Et ce n’est pas encore tout. L’Ethiopie a donné l’autorisation à des multinationales étrangères d’établir une série de plantations qui consomment beaucoup d’eau le long de l’Omo. En plus le gouvernement éthiopien a annoncé vouloir construire encore un 4e et 5e barrage sur la rivière Omo. D’après les scientifiques, si l’apport en eau du lac Turkana devient inférieur aux pertes dues à l’évaporation, cet écosystème fragile pourrait subir des altérations permanentes.
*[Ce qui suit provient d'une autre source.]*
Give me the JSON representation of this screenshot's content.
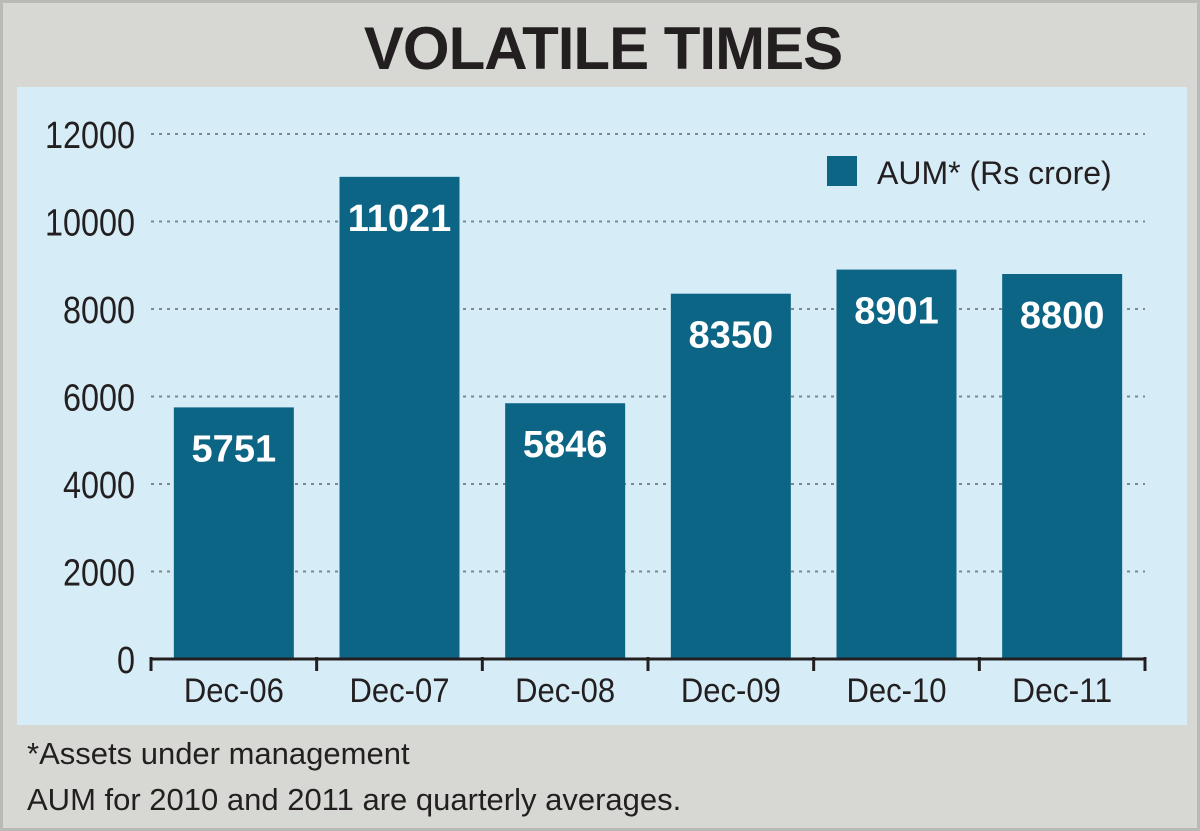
{
  "chart_data": {
    "type": "bar",
    "title": "VOLATILE TIMES",
    "categories": [
      "Dec-06",
      "Dec-07",
      "Dec-08",
      "Dec-09",
      "Dec-10",
      "Dec-11"
    ],
    "series": [
      {
        "name": "AUM* (Rs crore)",
        "values": [
          5751,
          11021,
          5846,
          8350,
          8901,
          8800
        ]
      }
    ],
    "data_labels": [
      "5751",
      "11021",
      "5846",
      "8350",
      "8901",
      "8800"
    ],
    "yticks": [
      0,
      2000,
      4000,
      6000,
      8000,
      10000,
      12000
    ],
    "ylim": [
      0,
      12000
    ],
    "xlabel": "",
    "ylabel": "",
    "grid": "horizontal dotted",
    "legend_position": "top-right",
    "colors": {
      "bar": "#0d6585",
      "panel_background": "#d6edf7",
      "frame_background": "#d7d7d3",
      "text": "#231f20",
      "grid": "#7a8a90"
    }
  },
  "footnotes": {
    "line1": "*Assets under management",
    "line2": "AUM for 2010 and 2011 are quarterly averages."
  }
}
Le scénario le plus pessimiste serait la division du lac en deux, avec une section plus petite qui finirait par se transformer en une mare salée, pleine d’algues et sans vie.
Le projet avait un impact très positif sur les pêcheurs en améliorant leur sécurité alimentaire et leurs revenus. Mais le risque est grand que tout ceci soit réduit à néant, si le niveau du lac continue à baisser. Vu la situation notre partenaire ne forme plus de nouveaux groupes de pêcheurs et est en train d’analyser comment aider les pêcheurs à trouver des sources de nourriture et de revenus alternatives. Nous le soutenons dans cette démarche.